Silver Wheaton (WPM -2.15%) announced its first-quarter results at the end of last week. The Canadian silver streaming company reported net earnings of $79.8 million, or $0.22 per share. This represents a 40% plunge from last year's first quarter but was in line with analysts' estimates. What are the key takeaways from the report for investors?

The company increased its precious metals sales (in ounces) by nearly 8% year over year. Most of this growth is due to the 78% spike in gold sales -- this jump is related to Silver Wheaton's gold stream contracts from back in February 2013, with Vale's Salobo and Sudbury mines. Moreover, the company's attributable precious metals production, via its streaming contracts, was in line with its 2014 guidance. The company also maintained the amount of silver equivalent produced and not yet delivered at 6.3 million silver equivalent ounces -- nearly unchanged from the fourth quarter of 2013. This means the company sold most of the precious metals it received.

The table below shows the changes in Silver Wheaton's gold and silver sales, including the changes in ounces sold and average realized prices.

Source of data: Silver Wheaton

As you can see, the rise in precious metals sales only partly offset the plunge in gold and silver prices. 

The lower prices of gold and silver also lowered the company's operating profit, which reached 49.3% in the first quarter of 2014. This is nearly 19.3 percentage points below Silver Wheaton's profit margin back in the first quarter of 2013. Furthermore, its operating cash flow fell from $165 million in the first quarter of 2013 to $115 million. 

Despite the recent decline in profitability and in operating cash flow, the company's quarterly dividend payment remained unchanged, at $0.07 per share. Since Silver Wheaton calculates its dividend based on 20% of the average operating cash flow of the past four quarters, a decline in operating cash flow will lead to a lower dividend payment. Thus, in the coming quarters, the ongoing low prices of precious metals could eventually reduce the company's operating cash flow, which will translate to a lower dividend paycheck. 

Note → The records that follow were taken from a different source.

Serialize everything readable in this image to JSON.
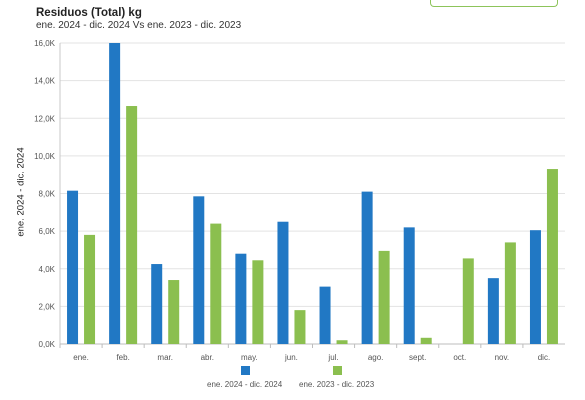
{
  "chart_data": {
    "type": "bar",
    "title": "Residuos (Total) kg",
    "subtitle": "ene. 2024 - dic. 2024 Vs ene. 2023 - dic. 2023",
    "ylabel": "ene. 2024 - dic. 2024",
    "xlabel": "",
    "ylim": [
      0,
      16000
    ],
    "yticks": [
      {
        "value": 0,
        "label": "0,0K"
      },
      {
        "value": 2000,
        "label": "2,0K"
      },
      {
        "value": 4000,
        "label": "4,0K"
      },
      {
        "value": 6000,
        "label": "6,0K"
      },
      {
        "value": 8000,
        "label": "8,0K"
      },
      {
        "value": 10000,
        "label": "10,0K"
      },
      {
        "value": 12000,
        "label": "12,0K"
      },
      {
        "value": 14000,
        "label": "14,0K"
      },
      {
        "value": 16000,
        "label": "16,0K"
      }
    ],
    "grid": true,
    "legend_position": "bottom",
    "categories": [
      "ene.",
      "feb.",
      "mar.",
      "abr.",
      "may.",
      "jun.",
      "jul.",
      "ago.",
      "sept.",
      "oct.",
      "nov.",
      "dic."
    ],
    "series": [
      {
        "name": "ene. 2024 - dic. 2024",
        "color": "#2178c4",
        "values": [
          8150,
          16000,
          4250,
          7850,
          4800,
          6500,
          3050,
          8100,
          6200,
          null,
          3500,
          6050
        ]
      },
      {
        "name": "ene. 2023 - dic. 2023",
        "color": "#8bbf4f",
        "values": [
          5800,
          12650,
          3400,
          6400,
          4450,
          1800,
          200,
          4950,
          330,
          4550,
          5400,
          9300
        ]
      }
    ]
  }
}
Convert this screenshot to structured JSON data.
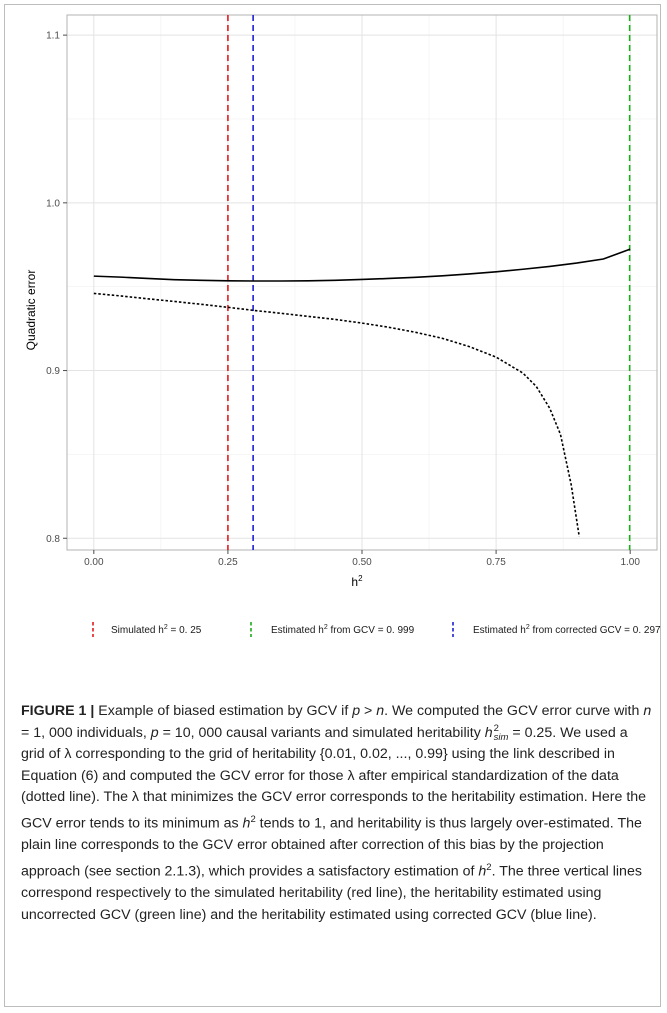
{
  "chart_data": {
    "type": "line",
    "xlabel": "h",
    "xlabel_sup": "2",
    "ylabel": "Quadratic error",
    "xlim": [
      -0.05,
      1.05
    ],
    "ylim": [
      0.793,
      1.112
    ],
    "x_ticks": [
      0.0,
      0.25,
      0.5,
      0.75,
      1.0
    ],
    "x_tick_labels": [
      "0.00",
      "0.25",
      "0.50",
      "0.75",
      "1.00"
    ],
    "y_ticks": [
      0.8,
      0.9,
      1.0,
      1.1
    ],
    "y_tick_labels": [
      "0.8",
      "0.9",
      "1.0",
      "1.1"
    ],
    "grid": true,
    "legend_position": "bottom",
    "series": [
      {
        "style": "solid",
        "color": "#000000",
        "x": [
          0.0,
          0.05,
          0.1,
          0.15,
          0.2,
          0.25,
          0.3,
          0.35,
          0.4,
          0.45,
          0.5,
          0.55,
          0.6,
          0.65,
          0.7,
          0.75,
          0.8,
          0.85,
          0.9,
          0.95,
          1.0
        ],
        "y": [
          0.9563,
          0.9557,
          0.9549,
          0.9542,
          0.9538,
          0.9535,
          0.9534,
          0.9534,
          0.9535,
          0.9538,
          0.9543,
          0.9549,
          0.9556,
          0.9565,
          0.9576,
          0.9589,
          0.9604,
          0.9621,
          0.9641,
          0.9665,
          0.9724
        ]
      },
      {
        "style": "dotted",
        "color": "#000000",
        "x": [
          0.0,
          0.05,
          0.1,
          0.15,
          0.2,
          0.25,
          0.3,
          0.35,
          0.4,
          0.45,
          0.5,
          0.55,
          0.6,
          0.65,
          0.7,
          0.75,
          0.8,
          0.825,
          0.85,
          0.87,
          0.89,
          0.905
        ],
        "y": [
          0.946,
          0.9445,
          0.9428,
          0.9412,
          0.9395,
          0.9377,
          0.9358,
          0.9341,
          0.9323,
          0.9305,
          0.9283,
          0.9258,
          0.9228,
          0.9192,
          0.9143,
          0.908,
          0.8985,
          0.8905,
          0.8775,
          0.862,
          0.832,
          0.801
        ]
      }
    ],
    "vlines": [
      {
        "x": 0.25,
        "color": "#e41a1c",
        "label": "Simulated h",
        "sup": "2",
        "value_text": " = 0. 25"
      },
      {
        "x": 0.999,
        "color": "#1aad1a",
        "label": "Estimated h",
        "sup": "2",
        "value_text": " from GCV = 0. 999"
      },
      {
        "x": 0.297,
        "color": "#1f1fd4",
        "label": "Estimated h",
        "sup": "2",
        "value_text": " from corrected GCV = 0. 297"
      }
    ]
  },
  "caption": {
    "label": "FIGURE 1 |",
    "s1": " Example of biased estimation by GCV if ",
    "p": "p",
    "gt": " > ",
    "n": "n",
    "s2": ". We computed the GCV error curve with ",
    "n2": "n",
    "s3": " = 1, 000 individuals, ",
    "p2": "p",
    "s4": " = 10, 000 causal variants and simulated heritability ",
    "h": "h",
    "hsup": "2",
    "hsub": "sim",
    "s5": " = 0.25. We used a grid of λ corresponding to the grid of heritability {0.01, 0.02, ..., 0.99} using the link described in Equation (6) and computed the GCV error for those λ after empirical standardization of the data (dotted line). The λ that minimizes the GCV error corresponds to the heritability estimation. Here the GCV error tends to its minimum as ",
    "h2": "h",
    "h2sup": "2",
    "s6": " tends to 1, and heritability is thus largely over-estimated. The plain line corresponds to the GCV error obtained after correction of this bias by the projection approach (see section 2.1.3), which provides a satisfactory estimation of ",
    "h3": "h",
    "h3sup": "2",
    "s7": ". The three vertical lines correspond respectively to the simulated heritability (red line), the heritability estimated using uncorrected GCV (green line) and the heritability estimated using corrected GCV (blue line)."
  }
}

Silver Wheaton's recent earnings report showed it was able to reach its quarterly goals in terms of precious metals sales and earnings. Nonetheless, the low prices of gold and silver impacted the company's profitability. Even the sharp rise in amount of precious metals ounces sold didn't offset the negative price effect. In the coming quarters, low precious metals prices could cut into Silver Wheaton's dividend payments. But as long as Silver Wheaton keeps increasing its attributable precious metals production, the company will be able to partly offset the negative impact the low prices of precious metals have on its bottom line.